הַנִּכְנָס לְעִיר וְאֵינוֹ מַכִּיר אָדָם שָׁם, אָמַר, מִי כָּאן נֶאֱמָן. מִי כָּאן מְעַשֵּׂר. אָמַר לוֹ אֶחָד, אֲנִי, אֵינוֹ נֶאֱמָן. אָמַר לוֹ, אִישׁ פְּלוֹנִי נֶאֱמָן, הֲרֵי זֶה נֶאֱמָן. הָלַךְ לִקַּח מִמֶּנּוּ, אָמַר לוֹ, מִי כָּאן מוֹכֵר יָשָׁן. אָמַר לוֹ, מִי שֶׁשְּׁלָחֲךָ אֶצְלִי, אַף עַל פִּי שֶׁהֵן כְּגוֹמְלִין זֶה אֶת זֶה, הֲרֵי אֵלּוּ נֶאֱמָנִין:
Si quelqu'un entre dans une ville et n'y connaît personne, il dit: "Qui ici est digne de confiance? Qui paie ici la dîme?" Si une personne répond «Je suis», on ne lui fait pas confiance. S'il a dit: "telle ou telle personne est digne de confiance", on lui fait confiance. S'il va lui acheter et lui dit: "Qui ici vend Yashan [grain de l'année précédente qu'on est autorisé à manger]?" S'il répond: «La personne qui vous a envoyé vers moi», même si c'est comme s'ils se rendaient des services les uns aux autres, on leur fait confiance.

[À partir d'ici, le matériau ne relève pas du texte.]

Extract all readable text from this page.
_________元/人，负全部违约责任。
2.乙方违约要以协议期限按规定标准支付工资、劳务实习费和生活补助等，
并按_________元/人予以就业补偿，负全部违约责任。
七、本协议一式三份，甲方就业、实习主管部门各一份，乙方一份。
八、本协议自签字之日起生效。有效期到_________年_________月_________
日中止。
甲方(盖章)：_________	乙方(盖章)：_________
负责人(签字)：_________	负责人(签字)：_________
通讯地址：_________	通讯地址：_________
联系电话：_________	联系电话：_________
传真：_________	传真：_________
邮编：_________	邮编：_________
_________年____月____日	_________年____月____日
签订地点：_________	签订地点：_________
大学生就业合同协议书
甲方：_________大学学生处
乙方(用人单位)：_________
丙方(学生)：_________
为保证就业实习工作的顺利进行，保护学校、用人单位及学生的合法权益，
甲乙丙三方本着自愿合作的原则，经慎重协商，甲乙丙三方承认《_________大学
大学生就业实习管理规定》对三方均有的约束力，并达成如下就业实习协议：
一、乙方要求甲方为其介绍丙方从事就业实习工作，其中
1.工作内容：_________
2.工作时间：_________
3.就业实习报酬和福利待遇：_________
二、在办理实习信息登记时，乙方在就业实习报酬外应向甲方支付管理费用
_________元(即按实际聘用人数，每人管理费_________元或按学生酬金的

הַחַמָּרִים שֶׁנִּכְנְסוּ לְעִיר, אָמַר אֶחָד, שֶׁלִּי חָדָשׁ וְשֶׁל חֲבֵרִי יָשָׁן, שֶׁלִּי אֵינוֹ מְתֻקָּן וְשֶׁל חֲבֵרִי מְתֻקָּן, אֵינָן נֶאֱמָנִין. רַבִּי יְהוּדָה אוֹמֵר, נֶאֱמָנִין:
Si des ânes sont entrés dans une ville et que l'un d'eux a dit: «Mon [produit] est Chadash [le grain de l'année en cours qu'il est interdit de manger] et celui de mon camarade est Yashan », [ou] «Le mien n'a pas été réparé [c'est-à-dire, la dîme] et celle de mes camarades a été fixée "- on ne leur fait pas confiance. Rabbi Yehudah dit: on leur fait confiance.